Issues before the Tribunal-
1. Whether the TPO is justified in applying EEM, being an unspecified method not prescribed in the Indian Transfer Pricing (TP) regulations?
2. Apart from the aforesaid legal issue the taxpayer had pointed out errors in the application of EEM by the TPO which are fact specific.
Ruling of the Tribunal
The Tribunal held as below in relation to the above issues:
i. Sale of an Intangible Property (IP) was not a routine transaction involving regular purchases and sales. In such transactions, being highly sophisticated process, valuation held the key. The taxpayer itself had admitted to the absence of com parables available to benchmark this particular transaction– and hence had adopted some other valuation method (Discounted Cash Flow Method).

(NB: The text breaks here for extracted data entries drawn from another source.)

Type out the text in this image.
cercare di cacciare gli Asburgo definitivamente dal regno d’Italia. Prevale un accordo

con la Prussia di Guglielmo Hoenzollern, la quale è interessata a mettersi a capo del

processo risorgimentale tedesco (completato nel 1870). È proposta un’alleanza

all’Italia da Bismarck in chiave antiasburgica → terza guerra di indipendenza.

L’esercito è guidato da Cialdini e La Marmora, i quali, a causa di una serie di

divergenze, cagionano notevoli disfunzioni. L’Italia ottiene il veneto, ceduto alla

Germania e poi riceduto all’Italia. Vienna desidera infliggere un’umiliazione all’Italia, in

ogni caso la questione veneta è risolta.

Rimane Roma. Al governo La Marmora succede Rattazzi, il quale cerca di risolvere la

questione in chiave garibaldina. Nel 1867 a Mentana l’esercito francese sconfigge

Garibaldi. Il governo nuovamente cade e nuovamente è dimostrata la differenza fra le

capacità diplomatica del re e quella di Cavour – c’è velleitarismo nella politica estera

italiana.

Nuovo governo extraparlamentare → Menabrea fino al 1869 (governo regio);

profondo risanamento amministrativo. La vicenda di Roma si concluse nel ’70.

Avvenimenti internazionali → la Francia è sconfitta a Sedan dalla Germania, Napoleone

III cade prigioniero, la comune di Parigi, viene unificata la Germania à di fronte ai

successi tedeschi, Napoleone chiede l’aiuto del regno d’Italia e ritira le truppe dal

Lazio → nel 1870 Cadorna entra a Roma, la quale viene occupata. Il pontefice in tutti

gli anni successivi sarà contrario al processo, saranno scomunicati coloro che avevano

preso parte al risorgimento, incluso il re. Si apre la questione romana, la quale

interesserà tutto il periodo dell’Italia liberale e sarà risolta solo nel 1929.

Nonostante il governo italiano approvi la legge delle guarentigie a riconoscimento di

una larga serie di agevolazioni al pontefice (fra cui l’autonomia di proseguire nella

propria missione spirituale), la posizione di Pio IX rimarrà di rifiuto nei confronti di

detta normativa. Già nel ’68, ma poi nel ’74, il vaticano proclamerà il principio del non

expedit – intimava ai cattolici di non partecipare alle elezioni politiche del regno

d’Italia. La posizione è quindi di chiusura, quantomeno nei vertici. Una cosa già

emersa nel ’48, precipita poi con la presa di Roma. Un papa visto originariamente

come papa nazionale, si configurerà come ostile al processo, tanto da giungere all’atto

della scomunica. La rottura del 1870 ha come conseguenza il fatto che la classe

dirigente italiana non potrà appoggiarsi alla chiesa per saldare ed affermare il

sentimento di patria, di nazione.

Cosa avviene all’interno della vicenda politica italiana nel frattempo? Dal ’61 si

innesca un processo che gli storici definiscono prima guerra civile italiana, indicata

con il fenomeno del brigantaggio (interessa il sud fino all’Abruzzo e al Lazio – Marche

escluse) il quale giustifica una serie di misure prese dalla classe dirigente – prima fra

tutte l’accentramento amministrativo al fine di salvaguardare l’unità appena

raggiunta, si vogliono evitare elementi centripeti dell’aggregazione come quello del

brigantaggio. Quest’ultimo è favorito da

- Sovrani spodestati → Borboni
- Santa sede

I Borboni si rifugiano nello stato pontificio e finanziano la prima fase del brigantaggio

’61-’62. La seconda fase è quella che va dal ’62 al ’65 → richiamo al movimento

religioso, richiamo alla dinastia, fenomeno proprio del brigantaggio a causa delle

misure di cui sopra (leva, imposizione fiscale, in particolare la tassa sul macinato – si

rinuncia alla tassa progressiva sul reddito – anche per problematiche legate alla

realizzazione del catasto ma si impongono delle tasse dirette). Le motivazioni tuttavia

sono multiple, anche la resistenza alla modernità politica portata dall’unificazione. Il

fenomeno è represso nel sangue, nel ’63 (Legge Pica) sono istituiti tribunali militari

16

ii. Due to the absence of com-parables, the TPO had adopted an established method called EEM, issued by the International Valuation Standard Council and such kind of valuation methods was usually admitted in the U.S. courts. Reference was made to the ruling in Intel Asia electronics Inc. Vs. ADIT (2011) – TII – 14-ITAT-Bang-TP wherein it was held that the application of any valuation method meant adoption of CUP method. It was held that the objective of the CUP method would be to determine the actual market value, and, in the absence of such identical uncontrolled transaction, the valuation determined by the registered valuer could be the most appropriate means to apply the CUP method. Drawing a parallel to the Intel Asia ruling, the Tribunal concluded that application of EEM effectively meant application of CUP method.
iii. Lastly the Tribunal accepted the method of application of EEM by the TPO and corrected some computations in the same.